# Video: Mit Pilker auf Meerforelle - Angeln mit dem Flatterjig



## Thomas9904 (12. April 2015)

*Video: Mit Pilker auf Meerforelle - Angeln mit dem Flatterjig​*Man kriegt ja im Forum immer mal wieder was mit, was man noch nicht kennt. Das nehm ich dann gerne mal zum Anlass, um daraus ein Video zu machen. So gings auch mit dieser speziellen, aus den USA "abgekupferten" Art, (Meer)Forellen zu fangen - mit kleinen Pilkern, gerade im tieferen Wasser, statt immer nur schnell und hoch..

Eine Fangmeldung im Mefofängethread war dazu der Anlass:
http://www.anglerboard.de/board/showthread.php?p=4271413#post4271413

Und das ist nun dank der wie immer tollen Schneidearbeit von Franz und der tollen Mitarbeit von Frank Buchholz ( http://www.haar-jig.de/index.php/de/ )das Ergebnis


[youtube1]rtYZl7ByLvM[/youtube1]


----------



## Meerforellenfan (12. April 2015)

*AW: Video: Mit Pilker auf Meerforelle - Angeln mit dem Flatterjig*

Interessanter Köder....allerdings bietet auch nur er das an, wer mehr wissen will schaut mal ins Forum bei leidenschaft-meerforelle.de da schreibt er wie man sich die Gussformen auch selbst bestellen kann!


----------



## PolyVinylChlorid (13. April 2015)

*AW: Video: Mit Pilker auf Meerforelle - Angeln mit dem Flatterjig*

Super Filmchen! Top!

Was mich so nebenbei interessiert: wie bekomme ich das Loch in den Durchlaufpilker? Im konkreten geht es um den Snurrebassen, quasi auch ein Durchlaufpilker, für welchen ich mich eine Gussform selber abgegossen habe (Hochtemperatursilikon). Bis jetzt habe ich immer dünnste Messigrohre aus dem Modelbau mit eingegossen, das scheint mir aber nicht die optimale Lösung zu sein...


----------



## Zxndxrmxchx (13. April 2015)

*AW: Video: Mit Pilker auf Meerforelle - Angeln mit dem Flatterjig*

Der Live Biss war fett - super Bericht danke !
Michi


----------



## Thomas9904 (13. April 2015)

*AW: Video: Mit Pilker auf Meerforelle - Angeln mit dem Flatterjig*

Danke, Lob freut ja immer..

Livebiss passt immer gut - aber die vielen Nachläufer im NOK (mindestens 4 - 5, kleinere, aber bis direkt vor die Füsse) hätt ich auch gerne auf Film gekriegt - ist aber in der Schnelle und wegen der Wasserspiegelungen so kaum hinzukriegen.....

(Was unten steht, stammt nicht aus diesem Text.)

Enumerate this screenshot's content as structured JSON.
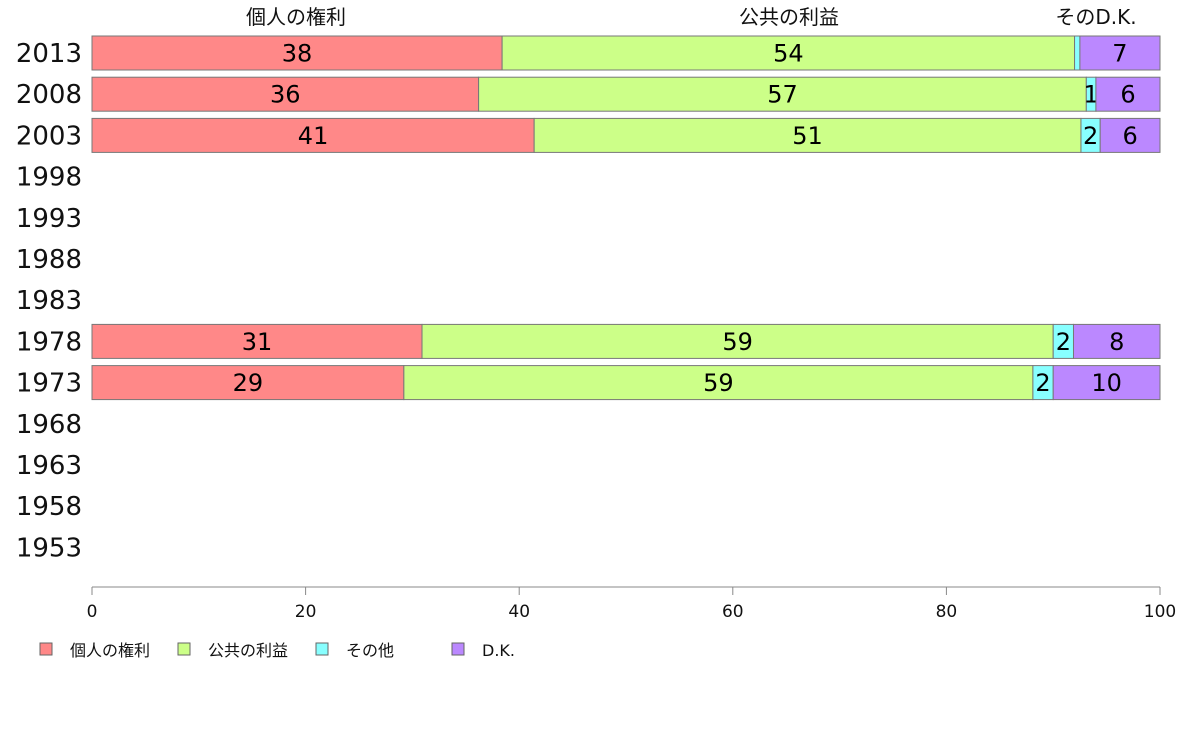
{
  "chart_data": {
    "type": "bar",
    "orientation": "horizontal",
    "stacked": true,
    "column_headers": [
      "個人の権利",
      "公共の利益",
      "そのD.K."
    ],
    "categories": [
      "2013",
      "2008",
      "2003",
      "1998",
      "1993",
      "1988",
      "1983",
      "1978",
      "1973",
      "1968",
      "1963",
      "1958",
      "1953"
    ],
    "series": [
      {
        "name": "個人の権利",
        "color": "#ff8888",
        "values": [
          38.4,
          36.2,
          41.4,
          null,
          null,
          null,
          null,
          30.9,
          29.2,
          null,
          null,
          null,
          null
        ],
        "labels": [
          "38",
          "36",
          "41",
          "",
          "",
          "",
          "",
          "31",
          "29",
          "",
          "",
          "",
          ""
        ]
      },
      {
        "name": "公共の利益",
        "color": "#ccff88",
        "values": [
          53.6,
          56.9,
          51.2,
          null,
          null,
          null,
          null,
          59.1,
          58.9,
          null,
          null,
          null,
          null
        ],
        "labels": [
          "54",
          "57",
          "51",
          "",
          "",
          "",
          "",
          "59",
          "59",
          "",
          "",
          "",
          ""
        ]
      },
      {
        "name": "その他",
        "color": "#88ffff",
        "values": [
          0.5,
          0.9,
          1.8,
          null,
          null,
          null,
          null,
          1.9,
          1.9,
          null,
          null,
          null,
          null
        ],
        "labels": [
          "",
          "1",
          "2",
          "",
          "",
          "",
          "",
          "2",
          "2",
          "",
          "",
          "",
          ""
        ]
      },
      {
        "name": "D.K.",
        "color": "#bb88ff",
        "values": [
          7.5,
          6.0,
          5.6,
          null,
          null,
          null,
          null,
          8.1,
          10.0,
          null,
          null,
          null,
          null
        ],
        "labels": [
          "7",
          "6",
          "6",
          "",
          "",
          "",
          "",
          "8",
          "10",
          "",
          "",
          "",
          ""
        ]
      }
    ],
    "xlim": [
      0,
      100
    ],
    "xticks": [
      "0",
      "20",
      "40",
      "60",
      "80",
      "100"
    ],
    "legend": [
      "個人の権利",
      "公共の利益",
      "その他",
      "D.K."
    ],
    "legend_position": "bottom-left",
    "grid": false
  }
}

Wenn Du da bist, um nen Fang zu filmen und dann nur Nachläufer - da drehste dann auch irgendwann mal die Nerven runter ;-)))


----------



## magnus12 (13. April 2015)

*AW: Video: Mit Pilker auf Meerforelle - Angeln mit dem Flatterjig*

Der geschlossene Ölfilm von der Havarie damals auf dem NOK war halt nicht hilfreich. Der Geruch ist den Fischen wohl auf den letzten cm in die Nase gestiegen, war ja unmöglich den Köder daran vorbei ins Wasser zu kriegen. So viele Nachläufer hatte ich noch nie. Interessant zu sehen wie sie aus der Tiefe ankamen und auch wieder dorthin verschwanden. Hätten wir nicht auf dem Gehweg gestanden sondern direkt am Wasser, wo die meisten Angler sich für Parallelwürfe hinstellen, wären sie sofort vergrämt gewesen.  

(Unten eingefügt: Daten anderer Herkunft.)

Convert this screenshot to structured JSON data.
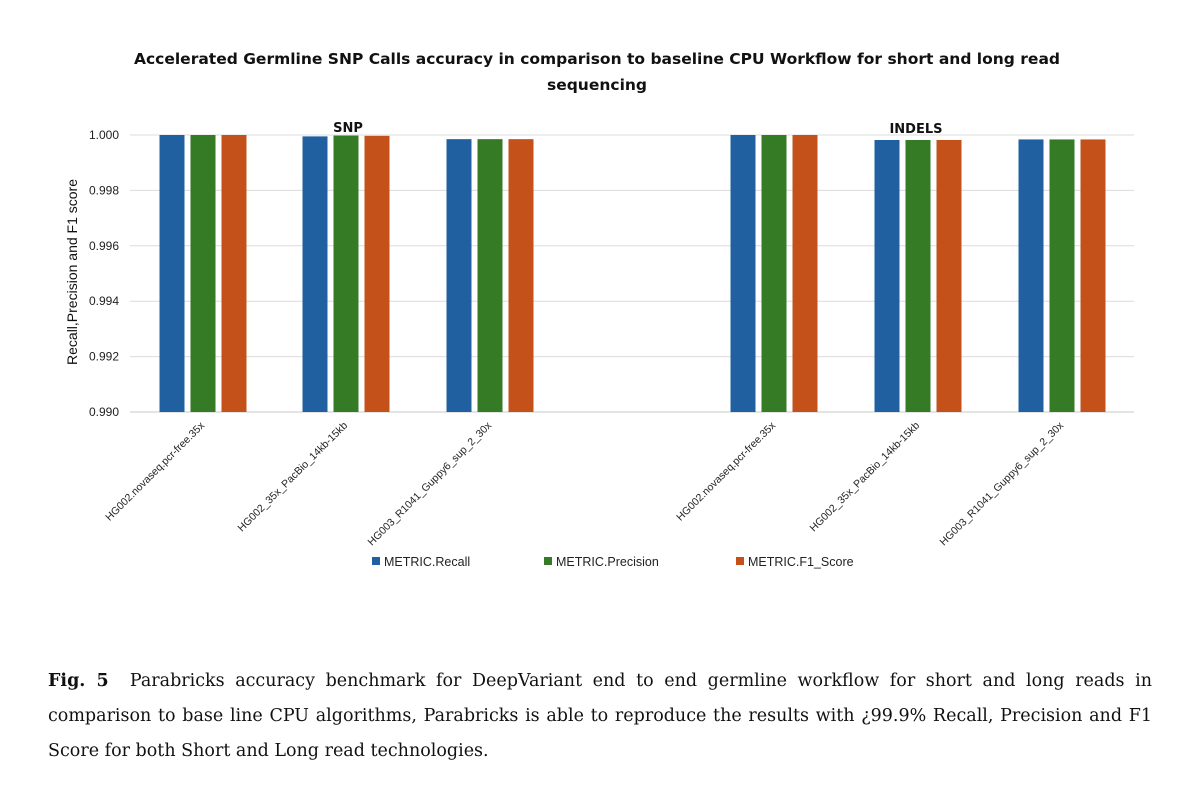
{
  "chart_data": {
    "type": "bar",
    "title_lines": [
      "Accelerated Germline SNP Calls accuracy in comparison to baseline CPU Workflow for short and long read",
      "sequencing"
    ],
    "xlabel": "",
    "ylabel": "Recall,Precision and  F1 score",
    "ylim": [
      0.99,
      1.0
    ],
    "yticks": [
      0.99,
      0.992,
      0.994,
      0.996,
      0.998,
      1.0
    ],
    "ytick_labels": [
      "0.990",
      "0.992",
      "0.994",
      "0.996",
      "0.998",
      "1.000"
    ],
    "grid": true,
    "group_labels": [
      "SNP",
      "INDELS"
    ],
    "categories": [
      "HG002.novaseq.pcr-free.35x",
      "HG002_35x_PacBio_14kb-15kb",
      "HG003_R1041_Guppy6_sup_2_30x",
      "HG002.novaseq.pcr-free.35x",
      "HG002_35x_PacBio_14kb-15kb",
      "HG003_R1041_Guppy6_sup_2_30x"
    ],
    "series": [
      {
        "name": "METRIC.Recall",
        "color": "#2160a0",
        "values": [
          1.0,
          0.99995,
          0.99985,
          1.0,
          0.99982,
          0.99984
        ]
      },
      {
        "name": "METRIC.Precision",
        "color": "#357a24",
        "values": [
          1.0,
          0.99998,
          0.99985,
          1.0,
          0.99982,
          0.99984
        ]
      },
      {
        "name": "METRIC.F1_Score",
        "color": "#c45119",
        "values": [
          1.0,
          0.99997,
          0.99985,
          1.0,
          0.99982,
          0.99984
        ]
      }
    ],
    "legend_position": "bottom"
  },
  "caption": {
    "label": "Fig. 5",
    "text": "Parabricks accuracy benchmark for DeepVariant end to end germline workflow for short and long reads in comparison to base line CPU algorithms, Parabricks is able to reproduce the results with ¿99.9% Recall, Precision and F1 Score for both Short and Long read technologies."
  }
}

Einen anderen nachgelieferten gefilmten Biss hat der Thomas -ehrlich wie er ist - rausgelassen weil der Fisch auf die Wurmfliege darüber ging und der Pilker sozusagen nur die Werbung gemacht hatte. Das hat man Anfang April zur Wurmzeit nun mal. Schade eigentlich, man konnte da sehr schön sehen wie der Fisch bei monotoner Führung nur nachläuft, aber bei aggressiver Führung mit vielen langen Spin-Stops 2 Würfe später drauf sitzt.


----------



## Dr.Mefo (26. April 2015)

*AW: Video: Mit Pilker auf Meerforelle - Angeln mit dem Flatterjig*

Intressante sache mal sehen wie sich das weiter entwickelt :m


----------